BAS-UELE — GOUVERNANCE PROVINCIALE | SÉCURITÉ | TRANSHUMANCE
BUTA — Les préoccupations sécuritaires soulevées lors de l’itinérance du gouverneur Mike-David Mokeni Amisi dans les territoires de Poko et d’Ango commencent à se traduire en actions concrètes. Une semaine après le passage de l’autorité provinciale dans ces zones, une importante délégation de la commission interministérielle chargée de l’identification des éleveurs transhumants, communément appelés « Mbororo », est arrivée à Buta.
Cette mission intervient dans un contexte marqué par les préoccupations des populations locales autour de la présence et des mouvements des éleveurs transhumants dans certaines zones du Bas-Uélé.
Des préoccupations soulevées sur le terrain
Lors de son itinérance à Poko et Ango, le gouverneur Mike-David Mokeni Amisi avait personnellement abordé la question de la sécurité et des tensions liées à la présence des éleveurs transhumants. L’autorité provinciale avait notamment insisté sur la nécessité d’apporter des réponses concrètes aux préoccupations exprimées par les communautés.
L’arrivée de la commission interministérielle à Buta constitue ainsi une première étape dans la mise en œuvre d’une démarche visant à mieux documenter la situation sur le terrain.
Identifier, documenter et prévenir les tensions
La commission a pour mission principale de collecter les données, identifier les éleveurs concernés et clarifier leur situation, afin de permettre aux autorités compétentes de disposer d’une meilleure connaissance de la réalité de la transhumance dans la province.
À travers ce travail d’identification et de documentation, les autorités entendent également mieux maîtriser les mouvements des éleveurs transhumants et contribuer à la prévention des conflits entre communautés.
De l’itinérance à l’action
L’enchaînement des événements est particulièrement significatif : après avoir rencontré les réalités du terrain à Poko et Ango, l’exécutif provincial voit désormais arriver une mission interministérielle appelée à travailler sur l’une des préoccupations sécuritaires soulevées lors de cette itinérance.
Cette démarche traduit la volonté affichée de l’administration provinciale de faire remonter les préoccupations des populations vers les instances compétentes et de favoriser leur prise en charge concrète.

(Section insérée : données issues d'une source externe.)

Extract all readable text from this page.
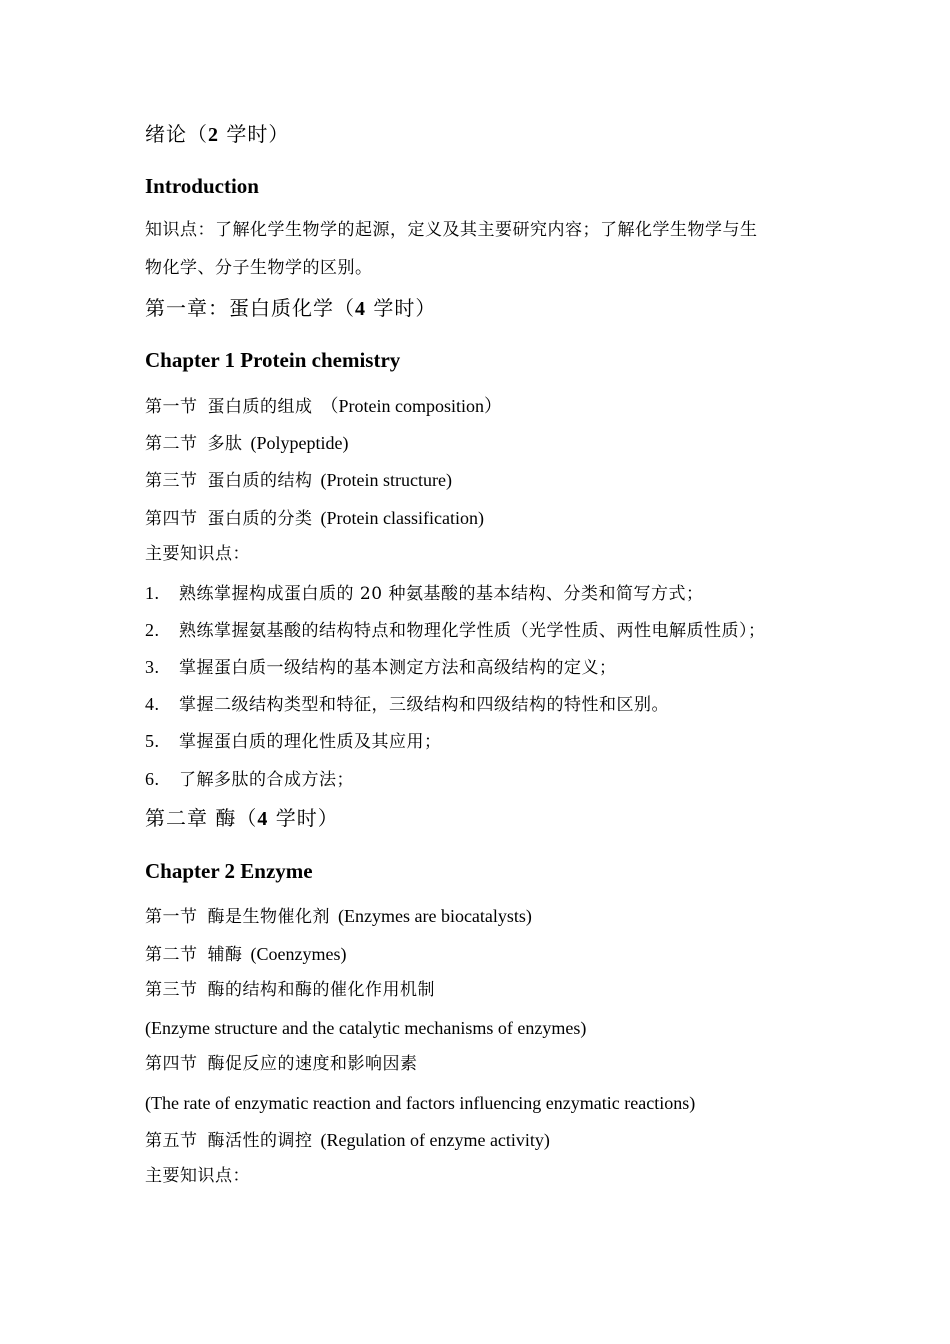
绪论（2 学时）
Introduction
知识点：了解化学生物学的起源，定义及其主要研究内容；了解化学生物学与生
物化学、分子生物学的区别。
第一章：蛋白质化学（4 学时）
Chapter 1 Protein chemistry
第一节 蛋白质的组成 （Protein composition）
第二节 多肽 (Polypeptide)
第三节 蛋白质的结构 (Protein structure)
第四节 蛋白质的分类 (Protein classification)
主要知识点：
1. 熟练掌握构成蛋白质的 20 种氨基酸的基本结构、分类和简写方式；
2. 熟练掌握氨基酸的结构特点和物理化学性质（光学性质、两性电解质性质）；
3. 掌握蛋白质一级结构的基本测定方法和高级结构的定义；
4. 掌握二级结构类型和特征，三级结构和四级结构的特性和区别。
5. 掌握蛋白质的理化性质及其应用；
6. 了解多肽的合成方法；
第二章 酶（4 学时）
Chapter 2 Enzyme
第一节 酶是生物催化剂 (Enzymes are biocatalysts)
第二节 辅酶 (Coenzymes)
第三节 酶的结构和酶的催化作用机制
(Enzyme structure and the catalytic mechanisms of enzymes)
第四节 酶促反应的速度和影响因素
(The rate of enzymatic reaction and factors influencing enzymatic reactions)
第五节 酶活性的调控 (Regulation of enzyme activity)
主要知识点：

Dans une province où les questions de sécurité, de mobilité des populations et de cohabitation entre communautés demeurent sensibles, le travail de cette commission est donc attendu avec attention.
Une mission à suivre de près
Au-delà de l’identification des éleveurs transhumants, les conclusions de cette mission pourraient fournir aux autorités des éléments nécessaires à une meilleure organisation de la transhumance et à la prévention des tensions dans les zones concernées.
Pour le Bas-Uélé, l’enjeu est désormais de transformer les constats effectués sur le terrain en mesures concrètes, durables et adaptées aux réalités locales, dans l’intérêt de la paix, de la sécurité et de la cohésion entre les communautés.
Bas-Uélé — La sécurité des populations et la maîtrise de la transhumance s’imposent désormais parmi les dossiers prioritaires de l’action publique provinciale.